Postman Always Rings Twice, The (1946)

Tay Garnett’s version of the James M.Cain  novel is highly regarded by many although I fail to see why. It is a competent rendering of the source material and the plot is, of course, a cracker, but the Production Code-era characterisations of Frank and Cora are unconvincing and in my opinion the 1981 Bob Rafaelson version with Jack Nicholson and Jessica Lange is superior in every respect.

Here John Garfield plays a drifter who stops at an highway gas station and diner owned by fuddy-duddy Nick Smith (Cecil Kellaway) who is married to Cora (Lana Turner) a gorgeous platinum blonde who dresses only in pure white. Unsurprisingly the two start an affair and decide to kill Nick so that they can inherit the business.
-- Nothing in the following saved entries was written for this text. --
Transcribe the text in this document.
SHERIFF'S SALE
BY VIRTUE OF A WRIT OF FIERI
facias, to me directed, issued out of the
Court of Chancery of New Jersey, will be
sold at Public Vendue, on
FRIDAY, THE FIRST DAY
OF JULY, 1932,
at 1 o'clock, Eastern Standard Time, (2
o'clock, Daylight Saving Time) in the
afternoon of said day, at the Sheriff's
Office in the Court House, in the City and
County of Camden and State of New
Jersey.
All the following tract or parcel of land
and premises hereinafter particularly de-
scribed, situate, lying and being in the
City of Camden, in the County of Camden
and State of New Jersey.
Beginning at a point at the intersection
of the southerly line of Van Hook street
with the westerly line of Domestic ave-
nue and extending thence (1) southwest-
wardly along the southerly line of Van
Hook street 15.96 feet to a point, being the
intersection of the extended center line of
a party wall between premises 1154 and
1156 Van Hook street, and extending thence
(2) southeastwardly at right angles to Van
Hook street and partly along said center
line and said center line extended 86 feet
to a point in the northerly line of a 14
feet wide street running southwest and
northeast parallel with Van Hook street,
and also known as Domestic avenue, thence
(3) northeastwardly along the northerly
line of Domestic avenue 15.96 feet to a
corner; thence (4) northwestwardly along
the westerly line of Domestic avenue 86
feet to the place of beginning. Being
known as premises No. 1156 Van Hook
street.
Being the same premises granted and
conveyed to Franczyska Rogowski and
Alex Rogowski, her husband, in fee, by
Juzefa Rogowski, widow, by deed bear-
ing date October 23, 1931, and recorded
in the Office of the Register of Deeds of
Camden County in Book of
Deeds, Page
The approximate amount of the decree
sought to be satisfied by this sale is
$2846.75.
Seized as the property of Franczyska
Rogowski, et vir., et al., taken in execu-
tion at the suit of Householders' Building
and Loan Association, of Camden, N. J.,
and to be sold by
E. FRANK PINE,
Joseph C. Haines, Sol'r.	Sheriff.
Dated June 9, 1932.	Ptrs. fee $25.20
In true film noir style The Postman Always Knocks Twice has lust and murder, avarice and betrayal aplenty but the main problem is the unconvincing depiction of the relationship between Frank and Cora. Turner, stunning as she is, is carefully confined within her starlet persona, one that hardly gels with her character (the implausibility of her marital choice aside) who might well be sexually alluring but is after all supposed to be working by her husband’s side at their diner/gas station. Equally Garfield’s Frank is far too bland to qualify as her partner in lust and crime. Perhaps this tepidity was a function of the self-imposed censorship of the time but Nicholson and Lange under Rafaelson's direction made evident the desperation that is only a distant idea here.